For physical retail-sales games-publishers require staff to handle manuals, deal with distributors, woo and schmooze with the big retail chains, design and proof materials for boxes and for in-store advertising, deal with printers and disk-duplicators and more.

And those costs don’t go away whether the publisher is making 100% of its sales through physical retail, or just 1%. In fact, the costs are likely to rise for the publisher as they lose the economies of scale for shorter manufacturing runs.

As long as the publisher is making at least one copy for sale on a store shelf somewhere, there are costs that aren’t going to go away.

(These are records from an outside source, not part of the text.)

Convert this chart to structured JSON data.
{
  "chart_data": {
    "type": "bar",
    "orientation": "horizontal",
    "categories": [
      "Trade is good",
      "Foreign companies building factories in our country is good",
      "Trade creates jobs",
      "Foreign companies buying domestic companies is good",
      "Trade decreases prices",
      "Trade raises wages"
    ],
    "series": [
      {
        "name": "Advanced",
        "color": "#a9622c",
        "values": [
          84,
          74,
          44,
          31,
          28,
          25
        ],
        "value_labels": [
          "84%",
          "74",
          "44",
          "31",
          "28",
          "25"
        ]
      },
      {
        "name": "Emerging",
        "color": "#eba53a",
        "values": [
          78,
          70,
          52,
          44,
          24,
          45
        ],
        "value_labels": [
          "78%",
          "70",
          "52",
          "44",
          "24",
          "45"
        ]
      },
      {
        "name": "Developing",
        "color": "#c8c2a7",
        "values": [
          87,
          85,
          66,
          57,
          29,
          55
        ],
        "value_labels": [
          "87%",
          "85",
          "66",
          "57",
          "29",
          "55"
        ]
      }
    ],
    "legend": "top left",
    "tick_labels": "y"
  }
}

Therefore, it is to the publishers’ disadvantage for the transition from store-retail to digital distribution to take any longer than it has to. Unfortunately, the infrastructure for digital distribution channels still aren’t up-to-speed (literally and metaphorically), and the costs of going entirely digital – for a big publisher – still outweigh the costs of supporting physical retail. For now, anyway.

It’s an annoying transition phase where nobody is really doing as well out of things as they could.

2 thoughts on “It doesn’t get any cheaper”

  1. A year ago buying PC games via Steam and Direct2Drive, and some select full 360 releases via Games on Demand, felt like a rapidly approaching reality of the only way I’d be buying games.

    In a year’s time though my bandwidth suddenly has a monthly cap where it hasn’t for the past ten years. My last digital download purchase from GameStop required a 4 dollar “download insurance”. Direct2Drive has a similar “download protection” which like “download insurance” guarantees I’ll be able to download more than once for some time.

    It seems like digital distributors and telecoms aren’t going to let us get by without crappy new policies every now and then going forward.

  2. You can thank Netflix streaming for that one, Ezra. It was a good idea to offer streaming video content, but it turned out to be just another revenue opportunity for data carriers. The days of unmetered Internet are numbered, again.